Canadian housing market turns corner
A three-month slump in Canadian housing starts has ended
The seasonally-adjusted, annualised rate of residential project starts hit 192,094 in February, according to data form national agency the Canada Mortgage and Housing Corporation.
This was a six per cent increase on the previous month’s figures as a sharp rise in urban home building, especially in the east, brought relief to the ailing industry.
Housing starts had been decreasing steadily since breaking the 200,000 barrier in October.
But urban dwelling starts in the province of Quebec, which contains Quebec City and Montreal, soared by an astonishing 67 per cent to a seasonally adjusted annualised rate of 46,330 in February.
A similar rise was seen in the Atlantic region but on a much smaller scale, with starts up 68 per cent to 8,104.
Elsewhere, urban starts were up marginally in Ontario and down in the Prairies and British Columbia. Rural dwelling projects were also down slightly across Canada.

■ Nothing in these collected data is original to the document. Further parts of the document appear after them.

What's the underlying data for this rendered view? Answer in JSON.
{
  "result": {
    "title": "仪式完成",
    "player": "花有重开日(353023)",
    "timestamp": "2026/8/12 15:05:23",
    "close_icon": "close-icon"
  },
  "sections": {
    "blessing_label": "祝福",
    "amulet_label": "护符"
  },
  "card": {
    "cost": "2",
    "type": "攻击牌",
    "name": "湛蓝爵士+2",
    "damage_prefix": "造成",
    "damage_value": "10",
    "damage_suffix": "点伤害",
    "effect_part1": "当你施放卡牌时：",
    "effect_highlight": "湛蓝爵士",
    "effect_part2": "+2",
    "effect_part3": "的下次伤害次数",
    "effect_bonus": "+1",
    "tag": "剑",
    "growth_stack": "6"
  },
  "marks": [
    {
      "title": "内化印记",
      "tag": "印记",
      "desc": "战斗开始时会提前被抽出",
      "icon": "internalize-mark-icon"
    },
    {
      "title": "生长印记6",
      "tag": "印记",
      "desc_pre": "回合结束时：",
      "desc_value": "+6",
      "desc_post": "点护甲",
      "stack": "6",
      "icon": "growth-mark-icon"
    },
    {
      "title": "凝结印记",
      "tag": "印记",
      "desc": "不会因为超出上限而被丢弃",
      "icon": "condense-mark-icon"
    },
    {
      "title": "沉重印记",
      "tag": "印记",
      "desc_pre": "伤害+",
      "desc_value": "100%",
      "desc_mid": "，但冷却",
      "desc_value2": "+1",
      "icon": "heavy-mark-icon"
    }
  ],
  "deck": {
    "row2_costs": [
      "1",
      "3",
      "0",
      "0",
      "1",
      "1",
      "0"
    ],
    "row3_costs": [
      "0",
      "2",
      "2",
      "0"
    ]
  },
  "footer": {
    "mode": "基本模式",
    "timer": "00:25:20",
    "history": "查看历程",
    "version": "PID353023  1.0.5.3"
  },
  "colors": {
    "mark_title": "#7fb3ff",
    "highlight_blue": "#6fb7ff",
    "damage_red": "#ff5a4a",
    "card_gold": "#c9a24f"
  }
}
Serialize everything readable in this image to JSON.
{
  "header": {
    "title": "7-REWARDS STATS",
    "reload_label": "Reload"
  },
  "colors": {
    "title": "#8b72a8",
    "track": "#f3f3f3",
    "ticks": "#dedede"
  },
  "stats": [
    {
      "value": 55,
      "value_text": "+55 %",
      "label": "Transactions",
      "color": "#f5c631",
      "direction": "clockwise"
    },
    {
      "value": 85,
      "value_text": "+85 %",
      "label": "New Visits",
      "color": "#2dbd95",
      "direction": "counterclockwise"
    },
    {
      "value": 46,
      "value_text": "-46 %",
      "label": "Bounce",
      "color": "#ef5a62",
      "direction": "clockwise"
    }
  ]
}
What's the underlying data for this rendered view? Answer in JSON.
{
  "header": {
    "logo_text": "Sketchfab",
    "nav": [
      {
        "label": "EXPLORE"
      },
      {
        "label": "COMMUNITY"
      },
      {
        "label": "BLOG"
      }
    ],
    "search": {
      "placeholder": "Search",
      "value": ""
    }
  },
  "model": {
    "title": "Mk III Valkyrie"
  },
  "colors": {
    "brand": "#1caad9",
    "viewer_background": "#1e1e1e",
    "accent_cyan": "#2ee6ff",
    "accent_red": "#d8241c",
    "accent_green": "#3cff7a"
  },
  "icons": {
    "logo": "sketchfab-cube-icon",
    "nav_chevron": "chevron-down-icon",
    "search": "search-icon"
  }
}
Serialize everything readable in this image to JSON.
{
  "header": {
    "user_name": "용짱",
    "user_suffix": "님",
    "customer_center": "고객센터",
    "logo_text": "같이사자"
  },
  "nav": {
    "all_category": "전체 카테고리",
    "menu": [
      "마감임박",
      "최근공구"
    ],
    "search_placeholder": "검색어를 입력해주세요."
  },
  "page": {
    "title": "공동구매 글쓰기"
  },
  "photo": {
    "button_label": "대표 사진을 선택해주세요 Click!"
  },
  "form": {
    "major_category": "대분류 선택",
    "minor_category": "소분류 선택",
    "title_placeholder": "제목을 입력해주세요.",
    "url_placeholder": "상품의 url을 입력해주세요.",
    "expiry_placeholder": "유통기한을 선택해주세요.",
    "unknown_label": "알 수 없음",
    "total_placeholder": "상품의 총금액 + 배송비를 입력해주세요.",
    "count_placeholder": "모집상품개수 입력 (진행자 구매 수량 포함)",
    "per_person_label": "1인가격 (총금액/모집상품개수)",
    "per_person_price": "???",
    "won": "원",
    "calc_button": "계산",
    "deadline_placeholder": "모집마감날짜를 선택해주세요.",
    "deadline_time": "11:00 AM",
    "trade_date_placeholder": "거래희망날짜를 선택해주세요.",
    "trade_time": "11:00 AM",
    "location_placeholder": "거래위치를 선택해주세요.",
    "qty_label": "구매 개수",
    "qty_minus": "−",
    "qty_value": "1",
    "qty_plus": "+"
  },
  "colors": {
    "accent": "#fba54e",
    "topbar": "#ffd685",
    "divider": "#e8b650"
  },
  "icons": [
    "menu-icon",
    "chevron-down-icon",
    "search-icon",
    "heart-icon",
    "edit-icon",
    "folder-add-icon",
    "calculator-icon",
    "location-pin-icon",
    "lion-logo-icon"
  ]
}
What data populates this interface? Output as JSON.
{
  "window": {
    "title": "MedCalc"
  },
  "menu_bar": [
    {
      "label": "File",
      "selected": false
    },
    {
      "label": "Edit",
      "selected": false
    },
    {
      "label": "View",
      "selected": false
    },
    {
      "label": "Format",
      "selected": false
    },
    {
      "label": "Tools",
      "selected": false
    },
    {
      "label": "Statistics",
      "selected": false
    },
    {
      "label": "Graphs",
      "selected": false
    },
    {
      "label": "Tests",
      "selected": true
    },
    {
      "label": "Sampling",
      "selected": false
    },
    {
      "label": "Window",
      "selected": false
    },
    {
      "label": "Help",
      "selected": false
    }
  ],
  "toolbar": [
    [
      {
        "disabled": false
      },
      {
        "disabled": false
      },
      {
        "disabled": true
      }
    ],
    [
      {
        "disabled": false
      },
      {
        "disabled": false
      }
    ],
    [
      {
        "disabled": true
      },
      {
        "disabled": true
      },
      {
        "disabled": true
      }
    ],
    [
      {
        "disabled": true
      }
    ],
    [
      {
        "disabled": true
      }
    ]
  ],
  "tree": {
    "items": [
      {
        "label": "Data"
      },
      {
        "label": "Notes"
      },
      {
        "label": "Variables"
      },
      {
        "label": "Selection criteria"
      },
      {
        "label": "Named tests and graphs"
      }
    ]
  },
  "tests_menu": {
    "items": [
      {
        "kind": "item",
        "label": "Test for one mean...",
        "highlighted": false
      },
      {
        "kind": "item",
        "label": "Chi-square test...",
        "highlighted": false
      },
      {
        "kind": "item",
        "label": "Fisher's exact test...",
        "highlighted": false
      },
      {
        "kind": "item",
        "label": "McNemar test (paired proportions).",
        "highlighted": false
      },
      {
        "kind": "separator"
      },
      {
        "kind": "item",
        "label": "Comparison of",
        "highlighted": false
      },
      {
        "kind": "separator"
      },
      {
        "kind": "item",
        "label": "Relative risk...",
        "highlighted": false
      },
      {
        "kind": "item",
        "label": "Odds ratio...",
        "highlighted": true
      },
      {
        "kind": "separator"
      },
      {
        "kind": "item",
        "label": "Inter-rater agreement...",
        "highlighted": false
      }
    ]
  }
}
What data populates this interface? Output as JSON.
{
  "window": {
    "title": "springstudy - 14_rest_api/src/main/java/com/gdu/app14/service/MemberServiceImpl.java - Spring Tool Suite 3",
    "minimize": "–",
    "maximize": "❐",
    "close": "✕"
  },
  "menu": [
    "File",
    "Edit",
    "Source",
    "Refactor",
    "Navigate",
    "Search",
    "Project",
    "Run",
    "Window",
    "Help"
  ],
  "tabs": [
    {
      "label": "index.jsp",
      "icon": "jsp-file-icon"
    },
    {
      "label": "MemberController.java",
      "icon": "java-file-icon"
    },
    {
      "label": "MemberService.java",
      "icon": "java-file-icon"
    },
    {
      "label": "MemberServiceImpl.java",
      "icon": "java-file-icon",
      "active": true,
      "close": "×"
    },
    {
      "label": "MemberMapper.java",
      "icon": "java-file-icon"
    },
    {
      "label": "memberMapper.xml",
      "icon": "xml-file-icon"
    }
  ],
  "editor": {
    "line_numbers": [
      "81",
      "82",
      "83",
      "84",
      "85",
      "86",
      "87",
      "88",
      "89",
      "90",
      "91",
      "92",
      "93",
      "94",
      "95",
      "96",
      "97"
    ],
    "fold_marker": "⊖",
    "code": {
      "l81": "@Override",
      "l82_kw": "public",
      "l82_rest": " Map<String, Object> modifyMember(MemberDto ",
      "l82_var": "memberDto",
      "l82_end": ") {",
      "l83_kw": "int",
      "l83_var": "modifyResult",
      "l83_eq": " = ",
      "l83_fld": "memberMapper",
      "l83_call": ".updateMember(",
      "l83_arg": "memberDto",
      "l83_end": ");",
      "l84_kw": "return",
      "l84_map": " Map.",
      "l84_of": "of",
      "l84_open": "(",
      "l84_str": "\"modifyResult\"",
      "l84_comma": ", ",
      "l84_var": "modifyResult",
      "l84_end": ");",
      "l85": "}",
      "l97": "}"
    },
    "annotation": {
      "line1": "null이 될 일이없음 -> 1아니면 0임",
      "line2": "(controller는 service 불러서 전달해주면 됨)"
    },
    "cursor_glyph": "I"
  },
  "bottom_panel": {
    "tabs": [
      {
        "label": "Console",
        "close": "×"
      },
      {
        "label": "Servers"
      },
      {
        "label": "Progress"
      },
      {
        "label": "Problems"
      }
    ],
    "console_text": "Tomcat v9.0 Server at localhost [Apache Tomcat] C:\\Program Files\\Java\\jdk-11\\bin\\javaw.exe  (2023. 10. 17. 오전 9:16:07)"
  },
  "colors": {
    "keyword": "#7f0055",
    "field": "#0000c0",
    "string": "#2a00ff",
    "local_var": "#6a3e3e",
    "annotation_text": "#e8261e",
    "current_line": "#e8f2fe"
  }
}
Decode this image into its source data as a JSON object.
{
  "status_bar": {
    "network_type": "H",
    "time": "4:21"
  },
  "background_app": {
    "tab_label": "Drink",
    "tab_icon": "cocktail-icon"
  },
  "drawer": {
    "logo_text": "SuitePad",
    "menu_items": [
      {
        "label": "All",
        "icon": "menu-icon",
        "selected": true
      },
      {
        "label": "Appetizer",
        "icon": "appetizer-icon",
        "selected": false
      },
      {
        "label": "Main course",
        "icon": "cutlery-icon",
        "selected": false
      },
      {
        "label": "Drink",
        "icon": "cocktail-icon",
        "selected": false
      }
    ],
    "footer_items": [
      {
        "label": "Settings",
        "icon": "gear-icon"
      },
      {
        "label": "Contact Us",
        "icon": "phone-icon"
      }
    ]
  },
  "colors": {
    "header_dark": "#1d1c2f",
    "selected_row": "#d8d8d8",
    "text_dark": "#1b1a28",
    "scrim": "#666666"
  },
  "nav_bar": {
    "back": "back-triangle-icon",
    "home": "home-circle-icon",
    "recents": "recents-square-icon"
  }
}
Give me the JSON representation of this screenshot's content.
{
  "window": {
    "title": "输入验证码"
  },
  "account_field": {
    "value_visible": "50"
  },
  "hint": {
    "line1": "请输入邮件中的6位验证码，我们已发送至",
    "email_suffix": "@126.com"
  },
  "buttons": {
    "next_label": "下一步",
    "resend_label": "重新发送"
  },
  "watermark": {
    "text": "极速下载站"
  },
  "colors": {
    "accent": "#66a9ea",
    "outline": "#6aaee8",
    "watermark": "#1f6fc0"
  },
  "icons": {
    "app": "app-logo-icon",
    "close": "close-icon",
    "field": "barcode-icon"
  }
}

But Quebec’s urban housing explosion dragged Canada’s closely-watched trend figure – a moving average of the past six months’ figures – up to 192,236 in February.
CMHC deputy chief economist Mathieu Laberge said: ‘The trend in housing starts remained stable in February for the seventh consecutive month.
‘Since August 2013, the trend has essentially remained in the 185,000 to 195,000 range, with month-to-month variations generally of two per cent or less.’